Nadat [appellante] MST had gedagvaard, zijn partijen overeengekomen een
deskundigenonderzoek te laten verrichten. Als deskundige is aangezocht dr. F.H.W.M. van der Heijden te Tilburg. Op of omstreeks 20 maart 2012 heeft dr. Van der Heijden een conceptrapport aan partijen toegestuurd. In dit concept-rapport staat onder meer:
“Ziekte geschiedenis.
In verband met een zwelling aan de volaire zijde van de rechter pols werd patiënte door de huisarts verwezen naar de polikliniek chirurgie van het Medisch Spectrum Twente.

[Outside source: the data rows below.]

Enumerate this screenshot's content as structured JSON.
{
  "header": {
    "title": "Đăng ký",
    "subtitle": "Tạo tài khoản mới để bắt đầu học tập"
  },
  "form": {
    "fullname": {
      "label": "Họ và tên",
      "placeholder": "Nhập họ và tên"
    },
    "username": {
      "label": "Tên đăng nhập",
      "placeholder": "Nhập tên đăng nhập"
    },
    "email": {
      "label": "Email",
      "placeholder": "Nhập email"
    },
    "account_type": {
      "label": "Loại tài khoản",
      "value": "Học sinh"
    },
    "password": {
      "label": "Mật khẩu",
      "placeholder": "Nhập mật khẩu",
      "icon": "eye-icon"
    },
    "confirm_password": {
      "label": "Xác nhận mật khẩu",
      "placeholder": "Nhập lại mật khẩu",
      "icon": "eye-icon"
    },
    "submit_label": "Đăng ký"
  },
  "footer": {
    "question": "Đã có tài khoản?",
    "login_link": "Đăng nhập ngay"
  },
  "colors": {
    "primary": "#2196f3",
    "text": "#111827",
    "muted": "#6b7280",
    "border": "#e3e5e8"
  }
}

De chirurg op de polikliniek constateert een langzaam progressief groeiende zwelling aan de
ventrale zijde van de rechterpols op een aspecifieke plek. Patiënt heeft hier last van en wil perse een operatieve behandeling.
(...)
2. Bij patiënte was sprake van een zwelling aan de volaire zijde van de rechterpols op een ongebruikelijke plaats voor een normaal ganglion. Gezien de ongebruikelijke locatie is een echo vervaardigd welke mogelijk een samenhang met de nervus medianus liet zien. Er werd besloten een excisie van deze afwijking te verrichten op de operatie kamer. Peroperatief bleek de afwijking vast te zitten aan de nervus medianus en werd overgegaan tot een incisie bioptie. De definitieve PA-uitslag luidde hemangioom. Postoperatief is er sprake van een neuropraxie van de nervus medianus, Een verricht EMG onderzoek laat namelijk geen aanwijzingen voor axonale of myeline schade zien zowel de amplitudes als latentietijd zijn binnen de normale grenzen. (…)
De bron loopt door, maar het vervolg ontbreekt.